In September 1977 the Select Committee on Science and Technology published the report of its study into so called "alternative sources of energy." AEA chairman Sir John Hill welcomed the committee’s recommendation that CFR be built. The following month, at a Royal Institution conference cosponsored by nuclear proponents and opponents, Sir Brian Flowers, speaking in the role of a critic in the session on fast breeders, concurred with his co-speaker, the AEA’s Tom Marsham, that one large fast breeder was indeed to be recommended. Nevertheless, despite this apparent closing of ranks within the U. K. nuclear establishment, the Government was less and less eager to give CFR the green light.

Added to this was the view expressed by Sir John Hill, that the AEA did not regard the proposed large fast breeder as in any way an experimental plant. On the contrary, it would just be another nuclear power station, of a new design. Behind this confident assertion lay a crucial corollary: if the new plant was just another power station, it would obviously be paid for not by the AEA but by the electricity suppliers, just as they paid for all their other power stations. However understandably appealing this idea was to the AEA, it did nevertheless come up against a basic problem. The CEGB did not want a fast breeder power station — not, at any rate, if it had to pay for it.

Furthermore, the AEA had by this time undermined its own position, by relabeling its proposed plant. It would be not a Commercial Fast Reactor but a CDFR (Commercial Demonstration Fast Reactor). The internal contradiction in this new label did not go unremarked: surely a plant was either commercial or a demonstration plant? The new designation amounted to an admission by the AEA that the plant would not be in any conventional sense "commercial." It would "demonstrate" the design for a commercial plant; but its electricity output would not be competitive in cost with that from conventional generating plants.

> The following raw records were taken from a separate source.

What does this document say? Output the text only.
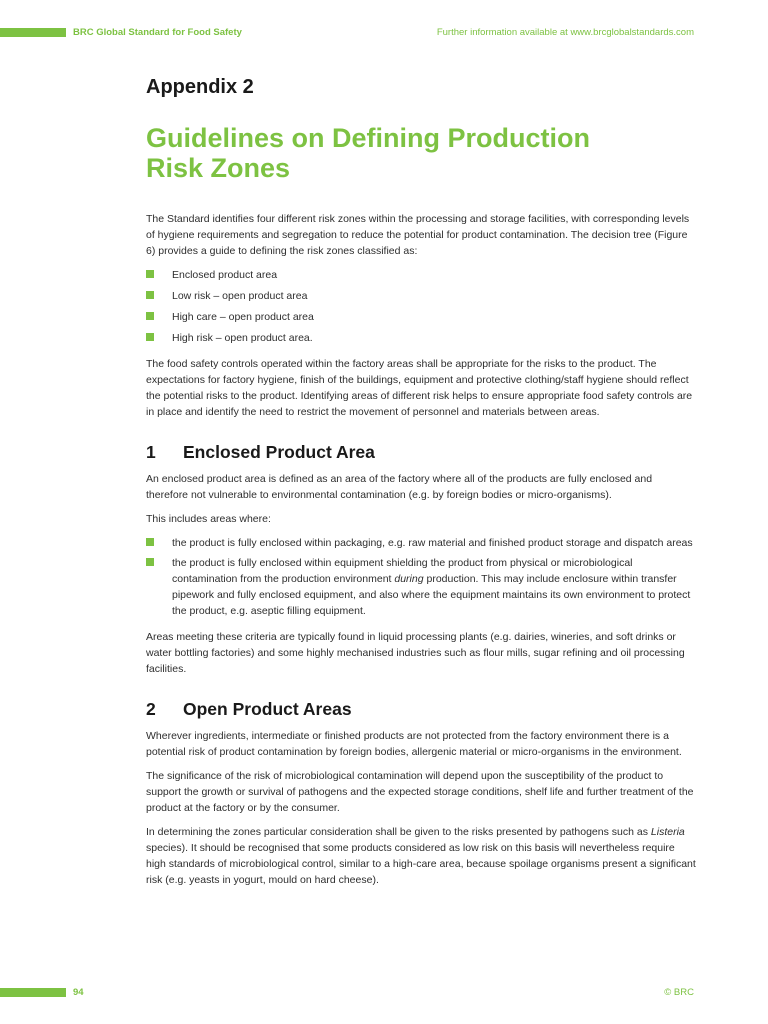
BRC Global Standard for Food Safety	Further information available at www.brcglobalstandards.com
Appendix 2
Guidelines on Defining Production
Risk Zones

The Standard identifies four different risk zones within the processing and storage facilities, with corresponding levels of hygiene requirements and segregation to reduce the potential for product contamination. The decision tree (Figure 6) provides a guide to defining the risk zones classified as:

Enclosed product area
Low risk – open product area
High care – open product area
High risk – open product area.

The food safety controls operated within the factory areas shall be appropriate for the risks to the product. The expectations for factory hygiene, finish of the buildings, equipment and protective clothing/staff hygiene should reflect the potential risks to the product. Identifying areas of different risk helps to ensure appropriate food safety controls are in place and identify the need to restrict the movement of personnel and materials between areas.

1 Enclosed Product Area

An enclosed product area is defined as an area of the factory where all of the products are fully enclosed and therefore not vulnerable to environmental contamination (e.g. by foreign bodies or micro-organisms).

This includes areas where:

the product is fully enclosed within packaging, e.g. raw material and finished product storage and dispatch areas
the product is fully enclosed within equipment shielding the product from physical or microbiological contamination from the production environment during production. This may include enclosure within transfer pipework and fully enclosed equipment, and also where the equipment maintains its own environment to protect the product, e.g. aseptic filling equipment.

Areas meeting these criteria are typically found in liquid processing plants (e.g. dairies, wineries, and soft drinks or water bottling factories) and some highly mechanised industries such as flour mills, sugar refining and oil processing facilities.

2 Open Product Areas

Wherever ingredients, intermediate or finished products are not protected from the factory environment there is a potential risk of product contamination by foreign bodies, allergenic material or micro-organisms in the environment.

The significance of the risk of microbiological contamination will depend upon the susceptibility of the product to support the growth or survival of pathogens and the expected storage conditions, shelf life and further treatment of the product at the factory or by the consumer.

In determining the zones particular consideration shall be given to the risks presented by pathogens such as Listeria species). It should be recognised that some products considered as low risk on this basis will nevertheless require high standards of microbiological control, similar to a high-care area, because spoilage organisms present a significant risk (e.g. yeasts in yogurt, mould on hard cheese).

94	© BRC
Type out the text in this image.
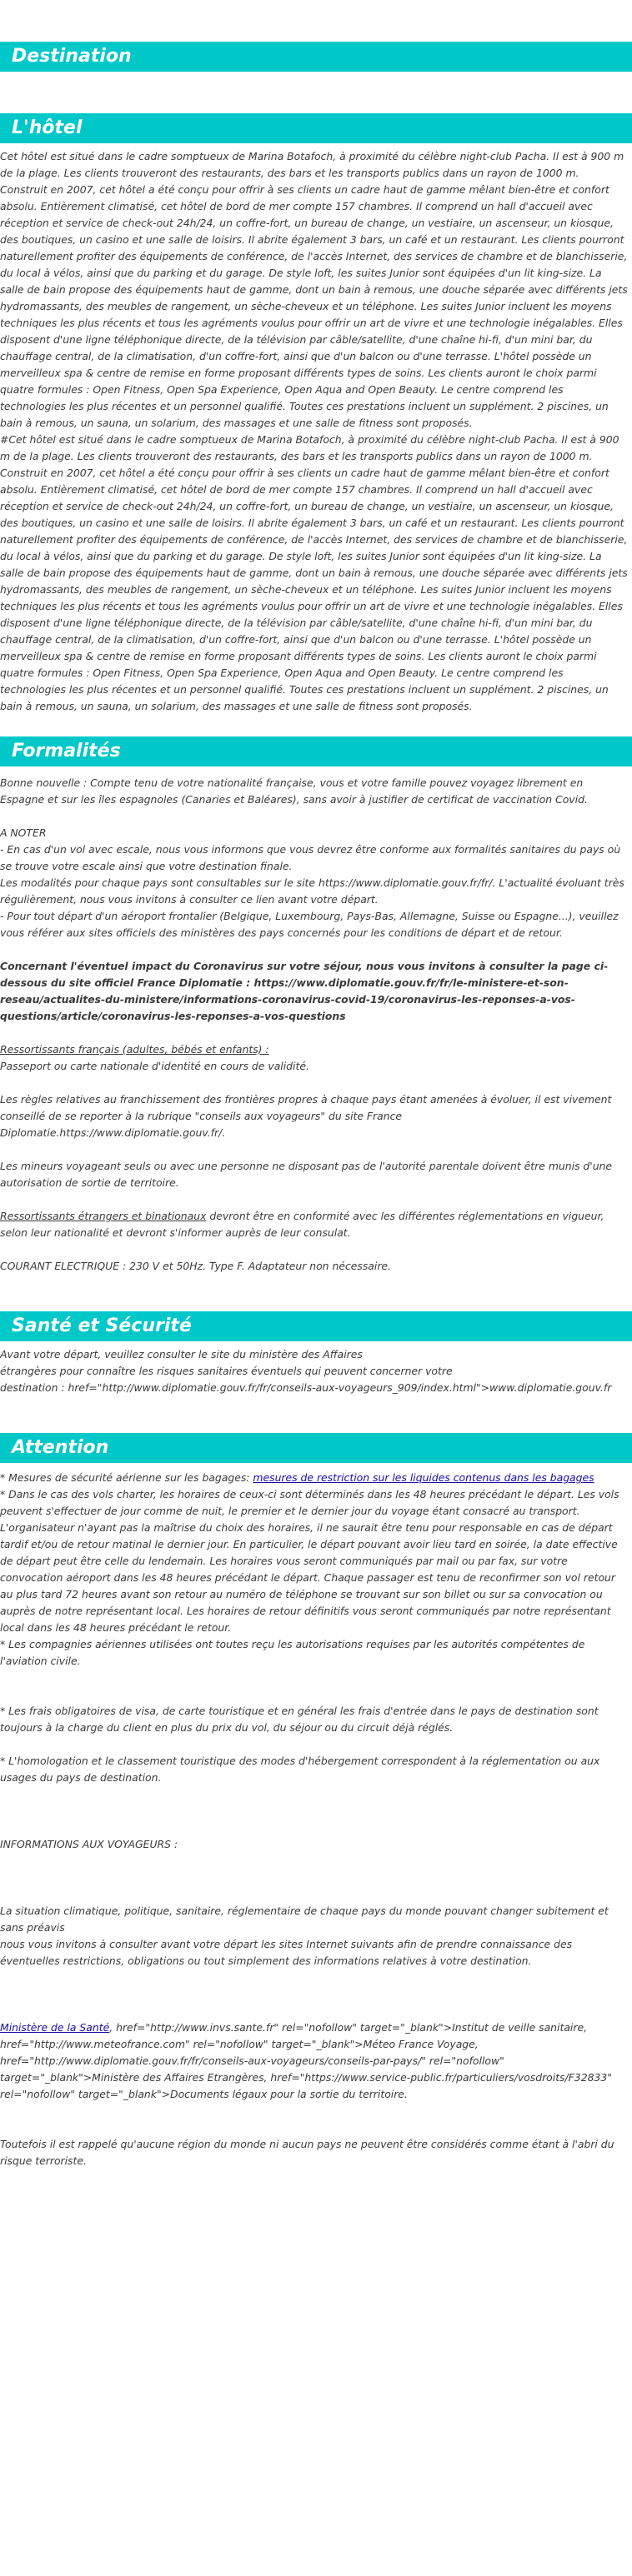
Destination
L'hôtel

Cet hôtel est situé dans le cadre somptueux de Marina Botafoch, à proximité du célèbre night-club Pacha. Il est à 900 m de la plage. Les clients trouveront des restaurants, des bars et les transports publics dans un rayon de 1000 m. Construit en 2007, cet hôtel a été conçu pour offrir à ses clients un cadre haut de gamme mêlant bien-être et confort absolu. Entièrement climatisé, cet hôtel de bord de mer compte 157 chambres. Il comprend un hall d'accueil avec réception et service de check-out 24h/24, un coffre-fort, un bureau de change, un vestiaire, un ascenseur, un kiosque, des boutiques, un casino et une salle de loisirs. Il abrite également 3 bars, un café et un restaurant. Les clients pourront naturellement profiter des équipements de conférence, de l'accès Internet, des services de chambre et de blanchisserie, du local à vélos, ainsi que du parking et du garage. De style loft, les suites Junior sont équipées d'un lit king-size. La salle de bain propose des équipements haut de gamme, dont un bain à remous, une douche séparée avec différents jets hydromassants, des meubles de rangement, un sèche-cheveux et un téléphone. Les suites Junior incluent les moyens techniques les plus récents et tous les agréments voulus pour offrir un art de vivre et une technologie inégalables. Elles disposent d'une ligne téléphonique directe, de la télévision par câble/satellite, d'une chaîne hi-fi, d'un mini bar, du chauffage central, de la climatisation, d'un coffre-fort, ainsi que d'un balcon ou d'une terrasse. L'hôtel possède un merveilleux spa & centre de remise en forme proposant différents types de soins. Les clients auront le choix parmi quatre formules : Open Fitness, Open Spa Experience, Open Aqua and Open Beauty. Le centre comprend les technologies les plus récentes et un personnel qualifié. Toutes ces prestations incluent un supplément. 2 piscines, un bain à remous, un sauna, un solarium, des massages et une salle de fitness sont proposés.

#Cet hôtel est situé dans le cadre somptueux de Marina Botafoch, à proximité du célèbre night-club Pacha. Il est à 900 m de la plage. Les clients trouveront des restaurants, des bars et les transports publics dans un rayon de 1000 m. Construit en 2007, cet hôtel a été conçu pour offrir à ses clients un cadre haut de gamme mêlant bien-être et confort absolu. Entièrement climatisé, cet hôtel de bord de mer compte 157 chambres. Il comprend un hall d'accueil avec réception et service de check-out 24h/24, un coffre-fort, un bureau de change, un vestiaire, un ascenseur, un kiosque, des boutiques, un casino et une salle de loisirs. Il abrite également 3 bars, un café et un restaurant. Les clients pourront naturellement profiter des équipements de conférence, de l'accès Internet, des services de chambre et de blanchisserie, du local à vélos, ainsi que du parking et du garage. De style loft, les suites Junior sont équipées d'un lit king-size. La salle de bain propose des équipements haut de gamme, dont un bain à remous, une douche séparée avec différents jets hydromassants, des meubles de rangement, un sèche-cheveux et un téléphone. Les suites Junior incluent les moyens techniques les plus récents et tous les agréments voulus pour offrir un art de vivre et une technologie inégalables. Elles disposent d'une ligne téléphonique directe, de la télévision par câble/satellite, d'une chaîne hi-fi, d'un mini bar, du chauffage central, de la climatisation, d'un coffre-fort, ainsi que d'un balcon ou d'une terrasse. L'hôtel possède un merveilleux spa & centre de remise en forme proposant différents types de soins. Les clients auront le choix parmi quatre formules : Open Fitness, Open Spa Experience, Open Aqua and Open Beauty. Le centre comprend les technologies les plus récentes et un personnel qualifié. Toutes ces prestations incluent un supplément. 2 piscines, un bain à remous, un sauna, un solarium, des massages et une salle de fitness sont proposés.

Formalités

Bonne nouvelle : Compte tenu de votre nationalité française, vous et votre famille pouvez voyagez librement en Espagne et sur les îles espagnoles (Canaries et Baléares), sans avoir à justifier de certificat de vaccination Covid.

A NOTER

- En cas d'un vol avec escale, nous vous informons que vous devrez être conforme aux formalités sanitaires du pays où se trouve votre escale ainsi que votre destination finale.

Les modalités pour chaque pays sont consultables sur le site https://www.diplomatie.gouv.fr/fr/. L'actualité évoluant très régulièrement, nous vous invitons à consulter ce lien avant votre départ.

- Pour tout départ d'un aéroport frontalier (Belgique, Luxembourg, Pays-Bas, Allemagne, Suisse ou Espagne...), veuillez vous référer aux sites officiels des ministères des pays concernés pour les conditions de départ et de retour.

Concernant l'éventuel impact du Coronavirus sur votre séjour, nous vous invitons à consulter la page ci-dessous du site officiel France Diplomatie : https://www.diplomatie.gouv.fr/fr/le-ministere-et-son-reseau/actualites-du-ministere/informations-coronavirus-covid-19/coronavirus-les-reponses-a-vos-questions/article/coronavirus-les-reponses-a-vos-questions

Ressortissants français (adultes, bébés et enfants) :

Passeport ou carte nationale d'identité en cours de validité.

Les règles relatives au franchissement des frontières propres à chaque pays étant amenées à évoluer, il est vivement conseillé de se reporter à la rubrique "conseils aux voyageurs" du site France Diplomatie.https://www.diplomatie.gouv.fr/.

Les mineurs voyageant seuls ou avec une personne ne disposant pas de l'autorité parentale doivent être munis d'une autorisation de sortie de territoire.

Ressortissants étrangers et binationaux devront être en conformité avec les différentes réglementations en vigueur, selon leur nationalité et devront s'informer auprès de leur consulat.

COURANT ELECTRIQUE : 230 V et 50Hz. Type F. Adaptateur non nécessaire.

Santé et Sécurité

Avant votre départ, veuillez consulter le site du ministère des Affaires

étrangères pour connaître les risques sanitaires éventuels qui peuvent concerner votre

destination : href="http://www.diplomatie.gouv.fr/fr/conseils-aux-voyageurs_909/index.html">www.diplomatie.gouv.fr

Attention

* Mesures de sécurité aérienne sur les bagages: mesures de restriction sur les liquides contenus dans les bagages

* Dans le cas des vols charter, les horaires de ceux-ci sont déterminés dans les 48 heures précédant le départ. Les vols peuvent s'effectuer de jour comme de nuit, le premier et le dernier jour du voyage étant consacré au transport. L'organisateur n'ayant pas la maîtrise du choix des horaires, il ne saurait être tenu pour responsable en cas de départ tardif et/ou de retour matinal le dernier jour. En particulier, le départ pouvant avoir lieu tard en soirée, la date effective de départ peut être celle du lendemain. Les horaires vous seront communiqués par mail ou par fax, sur votre convocation aéroport dans les 48 heures précédant le départ. Chaque passager est tenu de reconfirmer son vol retour au plus tard 72 heures avant son retour au numéro de téléphone se trouvant sur son billet ou sur sa convocation ou auprès de notre représentant local. Les horaires de retour définitifs vous seront communiqués par notre représentant local dans les 48 heures précédant le retour.

* Les compagnies aériennes utilisées ont toutes reçu les autorisations requises par les autorités compétentes de l'aviation civile.

* Les frais obligatoires de visa, de carte touristique et en général les frais d'entrée dans le pays de destination sont toujours à la charge du client en plus du prix du vol, du séjour ou du circuit déjà réglés.

* L'homologation et le classement touristique des modes d'hébergement correspondent à la réglementation ou aux usages du pays de destination.

INFORMATIONS AUX VOYAGEURS :

La situation climatique, politique, sanitaire, réglementaire de chaque pays du monde pouvant changer subitement et sans préavis

nous vous invitons à consulter avant votre départ les sites Internet suivants afin de prendre connaissance des éventuelles restrictions, obligations ou tout simplement des informations relatives à votre destination.

Ministère de la Santé, href="http://www.invs.sante.fr" rel="nofollow" target="_blank">Institut de veille sanitaire, href="http://www.meteofrance.com" rel="nofollow" target="_blank">Méteo France Voyage, href="http://www.diplomatie.gouv.fr/fr/conseils-aux-voyageurs/conseils-par-pays/" rel="nofollow" target="_blank">Ministère des Affaires Etrangères, href="https://www.service-public.fr/particuliers/vosdroits/F32833" rel="nofollow" target="_blank">Documents légaux pour la sortie du territoire.

Toutefois il est rappelé qu'aucune région du monde ni aucun pays ne peuvent être considérés comme étant à l'abri du risque terroriste.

The CEGB let it be known that it would make a site available for a large fast breeder linked to the CEGB system; but it had no intention of putting up the capital for such a plant. The collapse of electricity demand growth was already embarrassing. The CEGB’s excess generating capacity was headache enough as it was, without adding more: especially with the probable aggravation of a novel design. The AEA might get away with pronouncing itself pleased because the PFR’s reactor itself was working properly, despite the deep seated troubles with the steam generators. The CEGB could not take such consolation.

The OPEC oil shock in 1974 had triggered an economic recession throughout the industrialized world. Soaring fuel prices stunned energy users into a new and thriftier awareness of their previous extravagance. Electricity consumption stopped increasing. In some countries like Britain it even decreased. Interest rates in double figures made nuclear power, with its huge capital costs, even less competitive with conventional fuels. The grandiose global vision of an energy future centered on plutonium fueled fast breeders began to look less and less plausible.

From 1978 onwards, official support for introducing the pressurized water reactor (PWR) to succeed the United Kingdom’s gas-cooled graphite-moderated reactors was also tacitly sidelining the fast breeder. Nevertheless the election of the Conservatives under Margaret Thatcher in 1979 noticeably revitalized official support for fast breeders; one of Mrs. Thatcher’s first official visits was to Dounreay, on 6 September 1979. In 1981-82 the focus of nuclear controversy was the battle over the pressurized water reactor at Sizewell B. The fast breeder people kept their heads down.